Elsevier

Neurocomputing

Volume 515, 1 January 2023, Pages 89-106
Neurocomputing

A survey of transformer-based multimodal pre-trained modals

https://doi.org/10.1016/j.neucom.2022.09.136Get rights and content

Highlights

  • Multimodal Pre-trained models with document layout, vision-text and audio-text domains as input.

  • Collection of common multimodal downstream applications with related datasets.

  • Modality feature embedding strategies.

  • Cross-modality alignment pre-training tasks for different multimodal domains.

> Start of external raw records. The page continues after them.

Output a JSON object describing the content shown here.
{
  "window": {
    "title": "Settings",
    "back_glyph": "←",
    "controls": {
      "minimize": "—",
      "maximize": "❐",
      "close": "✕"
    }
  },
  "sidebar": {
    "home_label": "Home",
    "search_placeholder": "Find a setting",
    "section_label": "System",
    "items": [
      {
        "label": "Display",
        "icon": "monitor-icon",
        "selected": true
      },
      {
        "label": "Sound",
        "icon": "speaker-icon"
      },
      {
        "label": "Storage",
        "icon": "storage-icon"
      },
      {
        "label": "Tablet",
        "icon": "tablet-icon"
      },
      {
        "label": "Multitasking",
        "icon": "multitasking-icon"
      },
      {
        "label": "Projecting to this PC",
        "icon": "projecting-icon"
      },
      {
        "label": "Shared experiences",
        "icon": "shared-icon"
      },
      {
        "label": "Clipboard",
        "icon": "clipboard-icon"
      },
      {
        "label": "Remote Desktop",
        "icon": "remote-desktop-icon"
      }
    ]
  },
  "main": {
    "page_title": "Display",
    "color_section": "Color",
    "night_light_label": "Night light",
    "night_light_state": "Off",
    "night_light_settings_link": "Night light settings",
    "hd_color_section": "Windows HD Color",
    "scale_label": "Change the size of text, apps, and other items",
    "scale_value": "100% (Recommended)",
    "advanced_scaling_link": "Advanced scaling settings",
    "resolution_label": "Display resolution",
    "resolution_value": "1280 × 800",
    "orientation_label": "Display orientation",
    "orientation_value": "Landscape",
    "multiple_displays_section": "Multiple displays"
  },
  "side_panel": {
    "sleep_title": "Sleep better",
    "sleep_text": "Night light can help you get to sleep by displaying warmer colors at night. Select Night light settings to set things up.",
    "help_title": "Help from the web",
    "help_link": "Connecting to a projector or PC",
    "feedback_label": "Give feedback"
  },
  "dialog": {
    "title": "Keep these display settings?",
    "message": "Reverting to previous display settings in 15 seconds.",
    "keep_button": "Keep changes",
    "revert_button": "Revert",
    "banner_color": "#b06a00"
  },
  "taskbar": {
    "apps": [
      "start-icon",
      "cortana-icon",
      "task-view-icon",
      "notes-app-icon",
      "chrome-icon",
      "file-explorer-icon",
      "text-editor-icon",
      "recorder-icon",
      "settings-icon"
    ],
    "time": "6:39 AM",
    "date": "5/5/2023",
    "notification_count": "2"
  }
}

  • Variations of the audio-text cross-modal learning architecture.

Abstract

With the broad industrialization of Artificial Intelligence(AI), we observe a large fraction of real-world AI applications are multimodal in nature in terms of relevant data and ways of interaction. Pre-trained big models have been proven as the most effective framework for joint modeling of multi-modality data. This paper provides a thorough account of the opportunities and challenges of Transformer-based multimodal pre-trained model (PTM) in various domains. We begin by reviewing the representative tasks of multimodal AI applications, ranging from vision-text and audio-text fusion to more complex tasks such as document layout understanding. We particularly address the new multi-modal research domain of document layout understanding. We further analyze and compare the state-of-the-art Transformer-based multimodal PTMs from multiple aspects, including downstream applications, datasets, input feature embedding, and model architectures. In conclusion, we summarize the key challenges of this field and suggest several future research directions.

Introduction

The way in which something occurs or is experienced is referred to as its modality, which includes audio, video, image, and text [1]. Multimodal data describing the same or related objects has grown exponentially in recent years. As a result, multimodality has emerged as the primary form of information resource [2]. Human cognitive processes are multimodal in nature. The things we see, hear, and talk are all combined for processing and understanding. Multimodal machine learning approaches are more similar to how humans perceive their surroundings. It must create models to comprehend and manage such multimodal data. Because of the heterogeneity of data, the topic of multimodal machine learning presents some unique challenges. In the traditional unimodal domain, for example, representation learning and feature extraction methods have been relatively well developed in the traditional unimodal domain [3], [4], [5], [6], whereas in the multimodal domain, there is a desire to employ few-shot or zero-shot learning due to the scarcity of high-quality labeled multimodal data.

The Transformer [7], which was initially proposed as a sequence-to-sequence model for machine translation, has demonstrated significant performance improvements and gained prominence in deep learning. BERT-bidirectional encoder representations [8] can be regarded as a key milestone in natural language processing (NLP), which utilizes a Transformer network for pre-training on an unlabeled text corpus and achieves state-of-the-art (SOTA) performance on 11 downstream tasks. Later research demonstrates that PTMs based on Transformer can achieve breaking performance on a variety of NLP tasks [9]. As a result, Transformer has established itself as the dominant architecture for NLP, particularly in the context of PTMs.The standard pre-training and fine-tuning methodologies are to train the model on a large amount of training data and then fine-tune it on smaller task-specific datasets for downstream tasks. The pre-training step allows the model to gain the generic representation, which is helpful for downstream tasks.

The breakthrough of Transformer-based PTMs in NLP has inspired academic interest in the convergence of several modalities, such as video and text or image and text [10]. Multimodal PTMs based on Transformer structure can learn semantic correspondence between different modalities by pre-training on large amounts of unlabeled data and then fine-tuning on small amounts of labeled data [11]. Depending on the modalities employed, the majority of these cross-modal works can be further classified as image-text-based tasks, video-text-based tasks, or audio-text-based tasks. For instance, in image-text-based tasks, the model is intended to associate the word ”cat” in the caption text with the ”cat” in the image. To accomplish this goal, a carefully designed PTM is required, allowing the model to investigate the relationship between different modalities.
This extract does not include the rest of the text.